Looking back at my early days as a nurse I was efficient, organized, and dedicated in my job but I lacked the things that made a great nurse. I stood by stoically as husband’s lost wives to slow, painful cancers; I stood by watching wives come to feed every meal to a husband that didn’t even recognize her due to Parkinson, Alzheimer’s, or dementia; I stood by and watched sons and daughters learning to accept their parent after a severe stroke, a parent that was once independent and took care of then, now reduced to a drooling shell that has become incontinent and can’t feed themselves; I stood by as people died alone because their life decisions had hurt and driven people in their lives away.
You’ll notice I said “I stood by” several times. Because that’s exactly what I did. Sure, I delivered medicine accurately and on time, I changed linens and clothes, I reviewed lab work, called doctors, took vital signs, assessed symptoms and bodies, and made appointments. Looking back, I’m ashamed I just stood by bearing witness to the pain around me with a stoic demeanor. Im ashamed of the nurse I was.

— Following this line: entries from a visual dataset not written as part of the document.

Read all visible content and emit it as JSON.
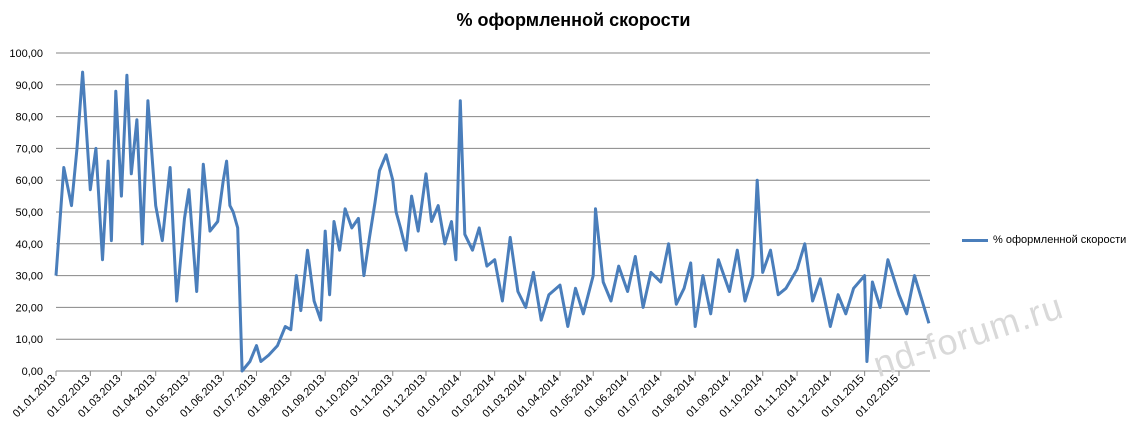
{
  "watermark": "nd-forum.ru",
  "chart_data": {
    "type": "line",
    "title": "% оформленной скорости",
    "xlabel": "",
    "ylabel": "",
    "ylim": [
      0,
      100
    ],
    "grid": true,
    "legend_position": "right",
    "color": "#4a7ebb",
    "y_ticks": [
      "0,00",
      "10,00",
      "20,00",
      "30,00",
      "40,00",
      "50,00",
      "60,00",
      "70,00",
      "80,00",
      "90,00",
      "100,00"
    ],
    "x_ticks": [
      "01.01.2013",
      "01.02.2013",
      "01.03.2013",
      "01.04.2013",
      "01.05.2013",
      "01.06.2013",
      "01.07.2013",
      "01.08.2013",
      "01.09.2013",
      "01.10.2013",
      "01.11.2013",
      "01.12.2013",
      "01.01.2014",
      "01.02.2014",
      "01.03.2014",
      "01.04.2014",
      "01.05.2014",
      "01.06.2014",
      "01.07.2014",
      "01.08.2014",
      "01.09.2014",
      "01.10.2014",
      "01.11.2014",
      "01.12.2014",
      "01.01.2015",
      "01.02.2015"
    ],
    "series": [
      {
        "name": "% оформленной скорости",
        "x": [
          "01.01.2013",
          "08.01.2013",
          "15.01.2013",
          "20.01.2013",
          "25.01.2013",
          "01.02.2013",
          "06.02.2013",
          "12.02.2013",
          "17.02.2013",
          "20.02.2013",
          "24.02.2013",
          "01.03.2013",
          "06.03.2013",
          "10.03.2013",
          "15.03.2013",
          "20.03.2013",
          "25.03.2013",
          "01.04.2013",
          "07.04.2013",
          "14.04.2013",
          "20.04.2013",
          "27.04.2013",
          "01.05.2013",
          "08.05.2013",
          "14.05.2013",
          "20.05.2013",
          "27.05.2013",
          "01.06.2013",
          "04.06.2013",
          "07.06.2013",
          "10.06.2013",
          "14.06.2013",
          "18.06.2013",
          "25.06.2013",
          "01.07.2013",
          "05.07.2013",
          "12.07.2013",
          "20.07.2013",
          "27.07.2013",
          "01.08.2013",
          "06.08.2013",
          "10.08.2013",
          "16.08.2013",
          "22.08.2013",
          "28.08.2013",
          "01.09.2013",
          "05.09.2013",
          "09.09.2013",
          "14.09.2013",
          "19.09.2013",
          "25.09.2013",
          "01.10.2013",
          "06.10.2013",
          "11.10.2013",
          "16.10.2013",
          "20.10.2013",
          "26.10.2013",
          "01.11.2013",
          "04.11.2013",
          "08.11.2013",
          "13.11.2013",
          "18.11.2013",
          "24.11.2013",
          "01.12.2013",
          "06.12.2013",
          "12.12.2013",
          "18.12.2013",
          "24.12.2013",
          "28.12.2013",
          "01.01.2014",
          "05.01.2014",
          "12.01.2014",
          "18.01.2014",
          "25.01.2014",
          "01.02.2014",
          "08.02.2014",
          "15.02.2014",
          "22.02.2014",
          "01.03.2014",
          "08.03.2014",
          "15.03.2014",
          "22.03.2014",
          "01.04.2014",
          "08.04.2014",
          "15.04.2014",
          "22.04.2014",
          "01.05.2014",
          "03.05.2014",
          "10.05.2014",
          "17.05.2014",
          "24.05.2014",
          "01.06.2014",
          "08.06.2014",
          "15.06.2014",
          "22.06.2014",
          "01.07.2014",
          "08.07.2014",
          "15.07.2014",
          "22.07.2014",
          "28.07.2014",
          "01.08.2014",
          "08.08.2014",
          "15.08.2014",
          "22.08.2014",
          "01.09.2014",
          "08.09.2014",
          "15.09.2014",
          "22.09.2014",
          "26.09.2014",
          "01.10.2014",
          "08.10.2014",
          "15.10.2014",
          "22.10.2014",
          "01.11.2014",
          "08.11.2014",
          "15.11.2014",
          "22.11.2014",
          "01.12.2014",
          "08.12.2014",
          "15.12.2014",
          "22.12.2014",
          "01.01.2015",
          "03.01.2015",
          "08.01.2015",
          "15.01.2015",
          "22.01.2015",
          "01.02.2015",
          "08.02.2015",
          "15.02.2015",
          "22.02.2015",
          "28.02.2015"
        ],
        "values": [
          30,
          64,
          52,
          70,
          94,
          57,
          70,
          35,
          66,
          41,
          88,
          55,
          93,
          62,
          79,
          40,
          85,
          52,
          41,
          64,
          22,
          48,
          57,
          25,
          65,
          44,
          47,
          60,
          66,
          52,
          50,
          45,
          0,
          3,
          8,
          3,
          5,
          8,
          14,
          13,
          30,
          19,
          38,
          22,
          16,
          44,
          24,
          47,
          38,
          51,
          45,
          48,
          30,
          42,
          53,
          63,
          68,
          60,
          50,
          45,
          38,
          55,
          44,
          62,
          47,
          52,
          40,
          47,
          35,
          85,
          43,
          38,
          45,
          33,
          35,
          22,
          42,
          25,
          20,
          31,
          16,
          24,
          27,
          14,
          26,
          18,
          30,
          51,
          28,
          22,
          33,
          25,
          36,
          20,
          31,
          28,
          40,
          21,
          26,
          34,
          14,
          30,
          18,
          35,
          25,
          38,
          22,
          30,
          60,
          31,
          38,
          24,
          26,
          32,
          40,
          22,
          29,
          14,
          24,
          18,
          26,
          30,
          3,
          28,
          20,
          35,
          24,
          18,
          30,
          22,
          15
        ]
      }
    ]
  }
}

November 2009 I became a mom. I discovered a love so deep for another human, no other love could compare. I remember praying to god to put love and empathy in the hearts of my nurses, so that they would care for my baby as I would. I have tears sliding down my face as I write this. These were the moments I became aware of the nurse I wanted to be.
It made me realize a great nurse does their job with feeling. It made me realize the love I had witnessed, and the love I should have given in my role of nurse. The love that had been revealed to me as I watched the husband losing his greatest love to an ugly, painful, cancer ; the wife that fed a husband that didn’t know her because it was the greatest act of love she could give; I saw the love of the sons and daughters that fought for a full recovery of their parent after the tragedy of a stroke.
I’m proud of the nurse I am now. I still strive to be efficient, organized, and dedicated. But sometimes its more important to feel, to love, to be a better nurse.
I have a deep respect for the nurses that do their job with love. I hope to be this nurse every time I don my scrubs and stethoscope. I want to be the nurse that I wanted for my baby girl.